The packer function:

//calculates the compressed byte value for the array
char packer(char i, char j, int k){
    char packStyle;

    switch(k){
        //shift bits based on mod value with 8
        case 0:
                packStyle= ((i & 0x7F) << 1) | ((j & 0x40) >> 6);
            break;
        case 1:
            packStyle= ((i & 0x3F) << 2) | ((j & 0x60) >> 5);
            break;
        case 2:
            packStyle= ((i & 0x1F) << 3) | ((j & 0x70) >> 4);
            break;
        case 3:
            packStyle= ((i & 0x0F) << 4) | ((j & 0x78) >> 3);
            break;
        case 4:
            packStyle= ((i & 0x07) << 5) | ((j & 0x7C) >> 2);
            break;
        case 5:
            packStyle= ((i & 0x03) << 6) | ((j & 0x7E) >> 1);
            break;
        case 6:
            packStyle= ( (i & 0x01 << 7) | (j & 0x7F));
            break;
    }

    return packStyle;
}

I've verified that there are 7 bytes written out every time the packed buffer is flushed, and there are 763458 write calls made for the long file, which match up to 5344206 bytes written.

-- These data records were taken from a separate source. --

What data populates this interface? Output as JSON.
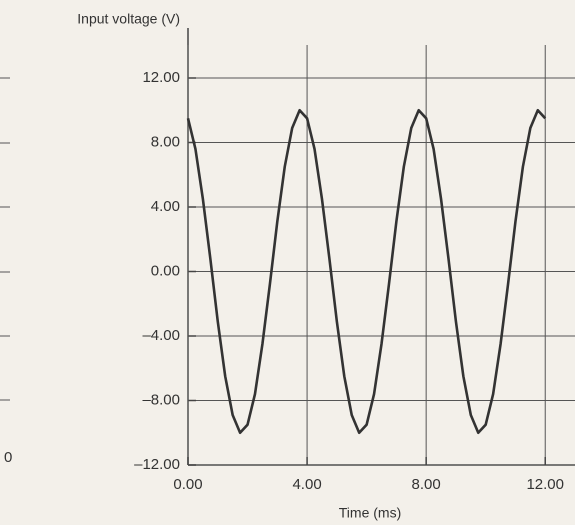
{
  "chart_data": {
    "type": "line",
    "y_label": "Input voltage (V)",
    "x_label": "Time (ms)",
    "x": [
      0,
      0.25,
      0.5,
      0.75,
      1,
      1.25,
      1.5,
      1.75,
      2,
      2.25,
      2.5,
      2.75,
      3,
      3.25,
      3.5,
      3.75,
      4,
      4.25,
      4.5,
      4.75,
      5,
      5.25,
      5.5,
      5.75,
      6,
      6.25,
      6.5,
      6.75,
      7,
      7.25,
      7.5,
      7.75,
      8,
      8.25,
      8.5,
      8.75,
      9,
      9.25,
      9.5,
      9.75,
      10,
      10.25,
      10.5,
      10.75,
      11,
      11.25,
      11.5,
      11.75,
      12
    ],
    "series": [
      {
        "color": "#333333",
        "values": [
          9.5,
          7.6,
          4.5,
          0.8,
          -3.1,
          -6.5,
          -8.9,
          -10,
          -9.5,
          -7.6,
          -4.5,
          -0.8,
          3.1,
          6.5,
          8.9,
          10,
          9.5,
          7.6,
          4.5,
          0.8,
          -3.1,
          -6.5,
          -8.9,
          -10,
          -9.5,
          -7.6,
          -4.5,
          -0.8,
          3.1,
          6.5,
          8.9,
          10,
          9.5,
          7.6,
          4.5,
          0.8,
          -3.1,
          -6.5,
          -8.9,
          -10,
          -9.5,
          -7.6,
          -4.5,
          -0.8,
          3.1,
          6.5,
          8.9,
          10,
          9.5
        ]
      }
    ],
    "xlim": [
      0,
      13
    ],
    "ylim": [
      -12,
      12
    ],
    "xticks": [
      {
        "value": 0,
        "label": "0.00"
      },
      {
        "value": 4,
        "label": "4.00"
      },
      {
        "value": 8,
        "label": "8.00"
      },
      {
        "value": 12,
        "label": "12.00"
      }
    ],
    "yticks": [
      {
        "value": -12,
        "label": "–12.00"
      },
      {
        "value": -8,
        "label": "–8.00"
      },
      {
        "value": -4,
        "label": "–4.00"
      },
      {
        "value": 0,
        "label": "0.00"
      },
      {
        "value": 4,
        "label": "4.00"
      },
      {
        "value": 8,
        "label": "8.00"
      },
      {
        "value": 12,
        "label": "12.00"
      }
    ],
    "grid": true,
    "fragment_label": "0"
  }
}
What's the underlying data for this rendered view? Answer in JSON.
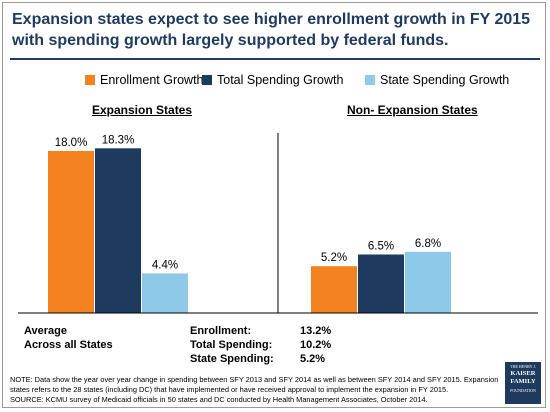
{
  "title": "Expansion states expect to see higher enrollment growth in FY 2015 with spending growth largely supported by federal funds.",
  "legend": [
    {
      "label": "Enrollment Growth",
      "color": "#f58220"
    },
    {
      "label": "Total Spending Growth",
      "color": "#1f3a5f"
    },
    {
      "label": "State Spending Growth",
      "color": "#8ec9e9"
    }
  ],
  "chart_data": {
    "type": "bar",
    "groups": [
      "Expansion States",
      "Non- Expansion States"
    ],
    "series": [
      {
        "name": "Enrollment Growth",
        "values": [
          18.0,
          5.2
        ],
        "labels": [
          "18.0%",
          "5.2%"
        ]
      },
      {
        "name": "Total Spending Growth",
        "values": [
          18.3,
          6.5
        ],
        "labels": [
          "18.3%",
          "6.5%"
        ]
      },
      {
        "name": "State Spending Growth",
        "values": [
          4.4,
          6.8
        ],
        "labels": [
          "4.4%",
          "6.8%"
        ]
      }
    ],
    "ylim": [
      0,
      20
    ],
    "grid": false,
    "legend_position": "top"
  },
  "summary": {
    "heading": [
      "Average",
      "Across all States"
    ],
    "rows": [
      {
        "label": "Enrollment:",
        "value": "13.2%"
      },
      {
        "label": "Total Spending:",
        "value": "10.2%"
      },
      {
        "label": "State Spending:",
        "value": "5.2%"
      }
    ]
  },
  "note": "NOTE: Data show the year over year change in spending between SFY 2013 and SFY 2014 as well as between SFY 2014 and SFY 2015. Expansion states refers to the 28 states (including DC) that have implemented or have received approval to implement the expansion in FY 2015.",
  "source": "SOURCE: KCMU survey of Medicaid officials in 50 states and DC conducted by Health Management Associates, October 2014.",
  "logo": {
    "line1": "THE HENRY J.",
    "line2": "KAISER",
    "line3": "FAMILY",
    "line4": "FOUNDATION"
  }
}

I'm getting the same hex codes from the printout that I worked out in binary beforehand, and I can see the top bit of every byte removed. So why aren't the bit shifts being reflected in the results?

回答1:

Ok, since this is homework I'll just give you a few hints without giving out a solution.

First are you sure that the 56 bytes you get on the first file are the right bytes? Sure the count looks good, but you got lucky on count (proof is the second test file). I can immediately see at least two key mistakes in the code.

To make sure you have the right output, the byte count is not enough. You need to dig deeper. How about checking the bytes themselves one by one. 63 characters is not that much to go heh? There are many ways you can do this. You could use od (a pretty good Linux/Unix tool to look at the binary contents of files, if you're on Windows use some Hex editor). Or you could print out debug information from within your program.

Good luck.



回答2:

Why do you expect the output to be 14% shorter than the input? How could it, when you store a byte into packed as many times as there are input bytes, except for the last group? The size of the output will always be within 7 of the size of the input.